My question about this also has to do with the word “requirement”. What if you don’t know what you want to do when you grow up by the time you are 14? I asked my resident expert, my 15 year old son Joe, the A student who takes two languages (Latin and Spanish), plays baseball, and has an interest in world conquest. Joe’s answer was “Sheesh, who knows what they want to do in 9th grade?” Spoken like a true 10th grader who is not looking forward to the college search.

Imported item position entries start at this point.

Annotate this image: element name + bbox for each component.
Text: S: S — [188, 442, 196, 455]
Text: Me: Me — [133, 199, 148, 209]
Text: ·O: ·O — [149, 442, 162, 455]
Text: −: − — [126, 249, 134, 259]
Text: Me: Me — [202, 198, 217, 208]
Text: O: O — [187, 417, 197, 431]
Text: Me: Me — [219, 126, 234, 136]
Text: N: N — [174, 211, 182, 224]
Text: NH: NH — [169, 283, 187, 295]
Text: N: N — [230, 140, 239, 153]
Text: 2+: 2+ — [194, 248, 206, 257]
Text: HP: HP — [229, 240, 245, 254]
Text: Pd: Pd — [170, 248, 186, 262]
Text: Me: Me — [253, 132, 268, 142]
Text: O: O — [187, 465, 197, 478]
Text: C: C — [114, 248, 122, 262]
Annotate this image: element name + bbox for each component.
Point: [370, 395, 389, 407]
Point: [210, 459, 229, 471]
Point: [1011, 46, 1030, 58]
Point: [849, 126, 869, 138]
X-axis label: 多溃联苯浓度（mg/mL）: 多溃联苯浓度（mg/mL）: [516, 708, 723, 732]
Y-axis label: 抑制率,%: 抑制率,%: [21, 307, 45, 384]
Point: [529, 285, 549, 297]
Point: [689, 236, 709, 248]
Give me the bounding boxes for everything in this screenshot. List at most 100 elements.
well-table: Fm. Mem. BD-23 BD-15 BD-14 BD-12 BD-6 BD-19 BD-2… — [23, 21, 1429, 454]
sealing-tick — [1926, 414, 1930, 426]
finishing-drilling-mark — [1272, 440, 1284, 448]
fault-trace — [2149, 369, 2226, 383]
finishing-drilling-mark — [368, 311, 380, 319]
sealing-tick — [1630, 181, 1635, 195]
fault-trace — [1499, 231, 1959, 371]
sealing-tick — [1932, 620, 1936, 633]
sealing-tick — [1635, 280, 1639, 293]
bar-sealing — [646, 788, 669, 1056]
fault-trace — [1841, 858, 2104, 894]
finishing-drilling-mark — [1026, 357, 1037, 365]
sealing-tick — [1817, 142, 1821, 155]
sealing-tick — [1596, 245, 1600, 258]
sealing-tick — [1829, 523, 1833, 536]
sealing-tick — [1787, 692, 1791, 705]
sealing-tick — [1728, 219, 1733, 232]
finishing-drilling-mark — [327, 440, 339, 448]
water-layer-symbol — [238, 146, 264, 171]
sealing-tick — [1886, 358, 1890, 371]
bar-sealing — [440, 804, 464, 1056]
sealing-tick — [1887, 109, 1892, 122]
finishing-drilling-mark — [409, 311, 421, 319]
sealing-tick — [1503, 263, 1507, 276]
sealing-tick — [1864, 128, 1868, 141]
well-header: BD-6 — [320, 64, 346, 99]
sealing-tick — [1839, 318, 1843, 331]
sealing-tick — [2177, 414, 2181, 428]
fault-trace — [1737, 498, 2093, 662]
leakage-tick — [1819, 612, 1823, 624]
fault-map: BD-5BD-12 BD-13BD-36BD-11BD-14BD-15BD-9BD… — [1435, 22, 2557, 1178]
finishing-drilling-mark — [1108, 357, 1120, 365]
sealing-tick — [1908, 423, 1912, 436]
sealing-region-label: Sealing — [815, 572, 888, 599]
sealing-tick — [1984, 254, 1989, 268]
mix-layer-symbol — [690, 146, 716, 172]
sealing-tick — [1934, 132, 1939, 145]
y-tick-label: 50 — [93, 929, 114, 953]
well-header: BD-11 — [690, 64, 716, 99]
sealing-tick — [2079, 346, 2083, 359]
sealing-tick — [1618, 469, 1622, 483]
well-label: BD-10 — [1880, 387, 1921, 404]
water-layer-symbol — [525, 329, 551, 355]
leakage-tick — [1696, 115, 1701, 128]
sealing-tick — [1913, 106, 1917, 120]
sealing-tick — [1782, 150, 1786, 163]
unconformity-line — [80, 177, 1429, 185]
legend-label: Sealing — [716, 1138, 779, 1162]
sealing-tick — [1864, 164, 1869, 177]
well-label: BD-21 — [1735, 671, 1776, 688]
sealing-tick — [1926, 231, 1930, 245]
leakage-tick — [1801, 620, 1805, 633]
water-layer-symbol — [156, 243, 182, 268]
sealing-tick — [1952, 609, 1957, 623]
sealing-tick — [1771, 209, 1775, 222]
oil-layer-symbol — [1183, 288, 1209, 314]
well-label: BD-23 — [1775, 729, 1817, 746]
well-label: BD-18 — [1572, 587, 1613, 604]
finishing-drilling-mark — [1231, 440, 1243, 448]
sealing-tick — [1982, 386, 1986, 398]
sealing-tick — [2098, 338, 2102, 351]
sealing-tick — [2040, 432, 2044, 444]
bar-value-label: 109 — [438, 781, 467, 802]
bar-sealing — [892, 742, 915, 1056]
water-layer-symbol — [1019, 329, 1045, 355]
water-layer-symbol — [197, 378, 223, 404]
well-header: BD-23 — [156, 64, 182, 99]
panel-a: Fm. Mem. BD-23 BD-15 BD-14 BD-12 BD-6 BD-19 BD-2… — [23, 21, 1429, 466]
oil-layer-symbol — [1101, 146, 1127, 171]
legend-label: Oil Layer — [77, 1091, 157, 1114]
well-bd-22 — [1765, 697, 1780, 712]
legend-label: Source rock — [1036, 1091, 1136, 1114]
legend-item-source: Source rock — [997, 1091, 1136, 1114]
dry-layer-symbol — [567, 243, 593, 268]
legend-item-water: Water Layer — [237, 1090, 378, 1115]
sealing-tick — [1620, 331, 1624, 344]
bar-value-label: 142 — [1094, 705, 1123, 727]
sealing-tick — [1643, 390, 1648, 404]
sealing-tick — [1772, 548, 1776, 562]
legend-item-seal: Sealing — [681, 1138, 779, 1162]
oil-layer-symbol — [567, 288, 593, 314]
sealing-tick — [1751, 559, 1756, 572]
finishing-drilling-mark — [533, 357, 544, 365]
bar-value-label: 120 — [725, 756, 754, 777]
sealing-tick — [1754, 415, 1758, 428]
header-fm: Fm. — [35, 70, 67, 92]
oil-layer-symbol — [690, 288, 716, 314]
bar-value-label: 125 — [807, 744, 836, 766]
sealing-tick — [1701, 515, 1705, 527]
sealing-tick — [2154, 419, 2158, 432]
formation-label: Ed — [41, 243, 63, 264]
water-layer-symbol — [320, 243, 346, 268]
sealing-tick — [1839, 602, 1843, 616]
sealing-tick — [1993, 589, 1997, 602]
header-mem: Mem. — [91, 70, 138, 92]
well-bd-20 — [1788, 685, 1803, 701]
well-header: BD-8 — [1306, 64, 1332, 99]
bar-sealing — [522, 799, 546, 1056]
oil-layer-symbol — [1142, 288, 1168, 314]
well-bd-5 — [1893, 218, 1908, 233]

Kids like Joe who are bright but need to be exposed to new things before they figure out their college choices are very different from the type of student who just always knew they would be going to Rennsallear, Georgia Tech, MIT, Cal Tech. My boys have one friend who always knew he would be a bio chemist – and now that he is in his junior year of college, that is just what he is doing. They have a friend who was always interested in the environment, became an expert in certain types of birds, and in high school was actually able to get a summer internship with a college professor in that field who still mentors him. Joe is a different sort of kid. Joe’s future plans include “Foreign service maybe, or something with criminal justice. Nah, not a lawyer. Something where I get people to do strategy, solve a problem, or agree to do stuff.” My son the ambassador, the hostage negotiator, the advisor, consultant, teacher or cop.
I asked him if he wanted to be a senator or president, since he is so interested in foreign countries. He said he only wants to be president when he is old, after his chain of international resorts makes him very rich.
My son the Sultan?
My son the wealthy developer? The next generation “Apprentice?”
I have a feeling that law school or an MBA is in this boy’s future. But he is 15. He still has time to decide!